One final note: You’ll most likely find your musical tastes change over time. Don’t overanalyze this, and don’t feel like you have to force yourself to listen to new music just for the sake of listening to something different. Musical experiences can’t be forced. You just kind of have to go with the flow. You’re not necessarily going to get a ‘new buzz’ or ‘new high’ from new music. Sometimes I cue up The Moody Blues’ Long Distance Voyager (circa 1981 and not even recognized as their best album) and listen to it for days at a time. Other times this particular Imogen Heap album (from 2009) speaks to me. I have no idea of the spiritual leanings of Ms. Heap, and the lyrics to these songs have nothing to do with Christianity whatsoever. It doesn’t matter. For some reason there is something in her music, and in this album in particular, that causes my heart to soar, and I have learned to just go with it. There are other artists I could mention, but what speaks to me won’t necessarily speak to you. And that’s a good thing!

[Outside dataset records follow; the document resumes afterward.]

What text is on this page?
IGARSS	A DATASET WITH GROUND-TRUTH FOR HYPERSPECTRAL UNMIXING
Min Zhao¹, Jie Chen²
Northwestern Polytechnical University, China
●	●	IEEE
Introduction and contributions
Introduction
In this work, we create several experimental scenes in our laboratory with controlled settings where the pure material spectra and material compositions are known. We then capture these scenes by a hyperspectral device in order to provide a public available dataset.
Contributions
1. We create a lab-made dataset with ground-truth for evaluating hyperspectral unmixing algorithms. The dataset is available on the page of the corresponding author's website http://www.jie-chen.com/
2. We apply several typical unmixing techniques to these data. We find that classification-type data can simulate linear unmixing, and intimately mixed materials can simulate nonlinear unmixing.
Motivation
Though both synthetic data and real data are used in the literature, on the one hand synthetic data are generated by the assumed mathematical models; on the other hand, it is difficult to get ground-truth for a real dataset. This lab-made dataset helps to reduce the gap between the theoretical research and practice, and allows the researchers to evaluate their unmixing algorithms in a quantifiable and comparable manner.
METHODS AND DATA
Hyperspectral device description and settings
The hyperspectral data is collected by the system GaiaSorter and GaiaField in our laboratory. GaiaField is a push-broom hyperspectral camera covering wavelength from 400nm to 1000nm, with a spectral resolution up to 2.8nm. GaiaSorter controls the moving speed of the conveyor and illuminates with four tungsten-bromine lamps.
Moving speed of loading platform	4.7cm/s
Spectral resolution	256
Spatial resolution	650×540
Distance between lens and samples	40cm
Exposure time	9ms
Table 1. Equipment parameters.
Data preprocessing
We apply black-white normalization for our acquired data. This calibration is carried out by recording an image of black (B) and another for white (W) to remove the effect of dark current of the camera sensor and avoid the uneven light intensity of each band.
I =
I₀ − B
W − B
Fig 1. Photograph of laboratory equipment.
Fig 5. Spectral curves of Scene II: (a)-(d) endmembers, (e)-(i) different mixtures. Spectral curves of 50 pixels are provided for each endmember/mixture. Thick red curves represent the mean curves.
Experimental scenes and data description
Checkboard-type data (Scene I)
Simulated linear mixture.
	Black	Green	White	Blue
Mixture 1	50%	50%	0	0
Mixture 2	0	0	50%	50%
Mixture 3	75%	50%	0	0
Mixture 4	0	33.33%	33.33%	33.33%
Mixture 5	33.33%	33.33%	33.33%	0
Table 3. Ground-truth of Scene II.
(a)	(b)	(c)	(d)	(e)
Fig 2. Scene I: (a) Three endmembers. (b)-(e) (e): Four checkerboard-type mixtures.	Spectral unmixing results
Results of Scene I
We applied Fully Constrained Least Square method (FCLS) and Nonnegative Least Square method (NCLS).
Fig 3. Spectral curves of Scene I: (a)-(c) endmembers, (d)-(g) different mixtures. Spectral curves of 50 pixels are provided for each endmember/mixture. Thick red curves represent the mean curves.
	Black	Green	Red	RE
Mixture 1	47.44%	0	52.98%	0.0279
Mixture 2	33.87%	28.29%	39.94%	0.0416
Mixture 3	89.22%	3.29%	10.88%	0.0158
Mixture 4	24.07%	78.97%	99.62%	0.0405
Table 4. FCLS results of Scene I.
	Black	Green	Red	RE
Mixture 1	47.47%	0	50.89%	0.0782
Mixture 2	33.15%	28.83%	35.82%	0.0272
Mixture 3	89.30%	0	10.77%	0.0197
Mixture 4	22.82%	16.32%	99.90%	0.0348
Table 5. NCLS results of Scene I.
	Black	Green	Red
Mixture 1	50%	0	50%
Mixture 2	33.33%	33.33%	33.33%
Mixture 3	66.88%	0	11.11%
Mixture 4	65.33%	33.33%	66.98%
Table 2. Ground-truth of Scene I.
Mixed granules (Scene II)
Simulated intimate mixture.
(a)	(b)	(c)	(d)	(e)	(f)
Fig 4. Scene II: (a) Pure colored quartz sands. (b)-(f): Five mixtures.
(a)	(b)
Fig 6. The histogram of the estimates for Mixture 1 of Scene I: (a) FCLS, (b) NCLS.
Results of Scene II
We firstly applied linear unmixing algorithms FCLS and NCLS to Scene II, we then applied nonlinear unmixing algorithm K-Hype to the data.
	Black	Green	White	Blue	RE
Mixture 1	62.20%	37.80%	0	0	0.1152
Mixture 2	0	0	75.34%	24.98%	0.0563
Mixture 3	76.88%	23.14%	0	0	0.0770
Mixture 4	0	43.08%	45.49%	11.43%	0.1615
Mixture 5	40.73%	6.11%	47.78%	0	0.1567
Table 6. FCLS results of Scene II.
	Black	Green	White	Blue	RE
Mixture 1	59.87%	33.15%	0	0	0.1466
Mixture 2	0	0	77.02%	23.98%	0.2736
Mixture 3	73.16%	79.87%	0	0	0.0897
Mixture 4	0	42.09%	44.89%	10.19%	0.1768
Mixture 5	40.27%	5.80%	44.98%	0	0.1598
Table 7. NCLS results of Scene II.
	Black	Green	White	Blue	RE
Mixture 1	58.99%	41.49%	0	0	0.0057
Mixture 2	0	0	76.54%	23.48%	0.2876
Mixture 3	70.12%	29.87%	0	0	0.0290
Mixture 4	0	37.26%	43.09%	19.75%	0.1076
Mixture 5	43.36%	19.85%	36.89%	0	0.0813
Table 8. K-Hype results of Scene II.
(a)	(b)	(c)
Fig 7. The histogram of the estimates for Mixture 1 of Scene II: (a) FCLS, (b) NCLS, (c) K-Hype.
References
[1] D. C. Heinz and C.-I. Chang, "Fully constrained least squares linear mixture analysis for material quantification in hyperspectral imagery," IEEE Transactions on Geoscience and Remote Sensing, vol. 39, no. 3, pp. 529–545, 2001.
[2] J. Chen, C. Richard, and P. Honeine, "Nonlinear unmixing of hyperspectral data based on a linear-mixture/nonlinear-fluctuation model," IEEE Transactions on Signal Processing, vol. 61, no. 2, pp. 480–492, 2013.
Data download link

If you’re sensitive to music, that’s a good thing! It means you’re open to some fun experiences that I hope you will enjoy–a potential thrill ride of the senses when you hit Play. But you may also be be open to ridicule from people who don’t understand why you cry when you hear a certain song (God Bless The USA still moves me to tears every time I hear it) or why you have to ask them to turn that one particular song off every time you hear it. I have all confidence in God that he will bring the right people around you who can be understanding and supportive, and in the meantime, that he will get you through.
Enjoy the music, stay safe, and be blessed!